Jarre se acercó furtivamente a los dos guías gegs, que aguardaban nerviosos junto a la boca del pozo.
—Decid a todos que suban —les dijo en el tono de voz más bajo posible para un geg—. El survisor jefe ha tratado de engañarnos con unos falsos dioses. ¡Los capturaremos y los llevaremos ante el pueblo para demostrar que el survisor es un falsario!
Los guías observaron a los presuntos dioses y cruzaron una mirada. Aquellos dioses no parecían demasiado impresionantes. Eran altos, sí, pero no muy robustos. Sólo uno de ellos portaba un arma de aspecto intimidador. Si se le echaba encima un montón de gegs, no tendría ocasión de emplearla. Haplo había lamentado la desaparición del legendario valor de los gegs, pero la llama no se había apagado por completo. Sólo había quedado enterrada bajo siglos de sumisión y de trabajos forzados. Ahora que se habían removido las ascuas, esa llama empezaba a parpadear de nuevo aquí y allá.

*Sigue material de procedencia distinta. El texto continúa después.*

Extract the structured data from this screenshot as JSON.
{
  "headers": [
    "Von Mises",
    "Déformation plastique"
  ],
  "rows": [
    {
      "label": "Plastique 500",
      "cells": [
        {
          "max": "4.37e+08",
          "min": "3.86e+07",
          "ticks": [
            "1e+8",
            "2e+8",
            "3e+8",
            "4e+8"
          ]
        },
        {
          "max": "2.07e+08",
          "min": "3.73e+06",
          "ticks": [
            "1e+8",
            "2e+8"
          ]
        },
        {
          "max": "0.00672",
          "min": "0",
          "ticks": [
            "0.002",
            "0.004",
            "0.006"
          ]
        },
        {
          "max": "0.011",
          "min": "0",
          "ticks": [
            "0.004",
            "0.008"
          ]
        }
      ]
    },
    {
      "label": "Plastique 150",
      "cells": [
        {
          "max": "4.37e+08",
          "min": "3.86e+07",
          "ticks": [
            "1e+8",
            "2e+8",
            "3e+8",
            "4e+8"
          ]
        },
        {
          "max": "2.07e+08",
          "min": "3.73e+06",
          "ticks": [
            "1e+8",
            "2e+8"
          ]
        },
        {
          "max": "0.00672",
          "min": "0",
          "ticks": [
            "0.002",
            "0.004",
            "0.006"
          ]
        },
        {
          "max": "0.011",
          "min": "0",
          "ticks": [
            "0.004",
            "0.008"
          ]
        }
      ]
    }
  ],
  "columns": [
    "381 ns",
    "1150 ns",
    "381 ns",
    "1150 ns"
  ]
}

La pareja de gegs descendió por la escalerilla, presa de una gran excitación. Jarre se inclinó hacia adelante y observó cómo bajaban los peldaños. El rostro cuadrado de la enana, débilmente iluminado por las luces del fondo del pozo, resultaba imponente, casi etéreo, visto desde abajo. Más de un geg evocó de improviso una imagen de los tiempos antiguos, cuando las sacerdotisas de los clanes los convocaban a la guerra.
Ruidosos, pero exhibiendo la misma disciplina con la que habían aprendido a servir a la gran máquina, los gegs subieron uno tras otro por la escalera. El estruendo incesante que lo llenaba todo hizo que nadie los oyera.
Olvidado en la confusión, el perro de Haplo permaneció tendido al pie de la escalera. Con el hocico sobre las patas, miró y escuchó, y pareció sopesar si su amo había hablado en serio, realmente, al decirle que se quedara allí, quieto.